One way to better understand the problem’s complexity, and Iran’s reluctance to forgo pursuing nuclear weaponry, is to consider Iran’s perspective, not that it will solve much.

Iran believes nuclear arms will improve its security and therefore probably will not halt its program. “I have no doubt in my mind Iran will continue to seek nuclear capability,” said Mr. Telhami. Iran has taken stock of how easily the United States invaded neighboring Iraq.

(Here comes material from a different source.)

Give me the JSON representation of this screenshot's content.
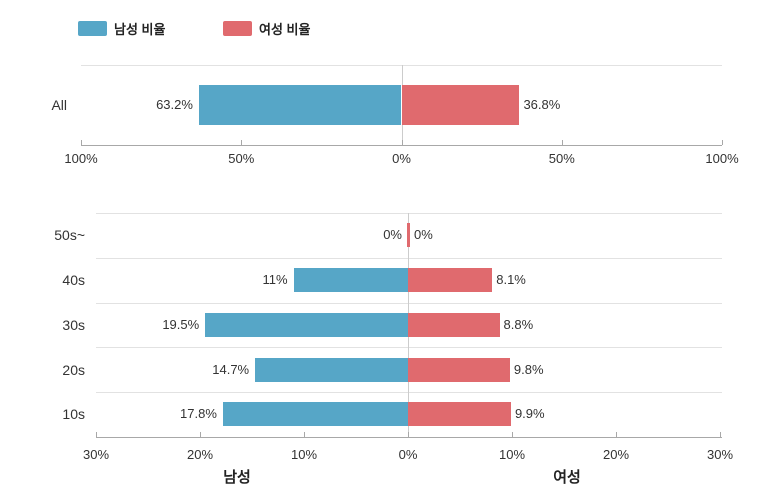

Iran feels it needs nuclear weapons for its own security. Tehran will pursue the weapons unless offered what Mr. Mack calls a “substantial quid pro quo.” That means concrete reasons for Iranians to believe forgoing nuclear aspirations would leave them better off.

“There are smart people in Iran who think its better to be like Japan than like another North Korea,” said Mr. Mack. Iran could be offered incentives to join the international fold rather than become a pariah state. As Mr. Mack noted, some observers maintain Iran was never accorded full diplomatic acceptance.

But for Iran to see the West negotiating with a single voice, Mr. Mack, Mr. Telhami and others say the United States and Europe must join. Before the U.S. can mend fences with Iran, Mr. Mack says, it should start mending them with Europe.

Only then can the West take a unified stand against nuclear proliferation. A joint “tough diplomatic initiative by the United States, NATO, Europe and Japan,” said Mr. Mack, can offer bigger carrots but also wave bigger sticks.

The alternative would be disastrous for the entire region. Iran, say numerous intelligence reports, has learned from Israel’s 1981 raid on the Iraqi nuclear facility at Osirak and spread its production plants around the country. This would make a successful Israeli raid extremely difficult — and costly.

Claude Salhani is international editor for United Press International.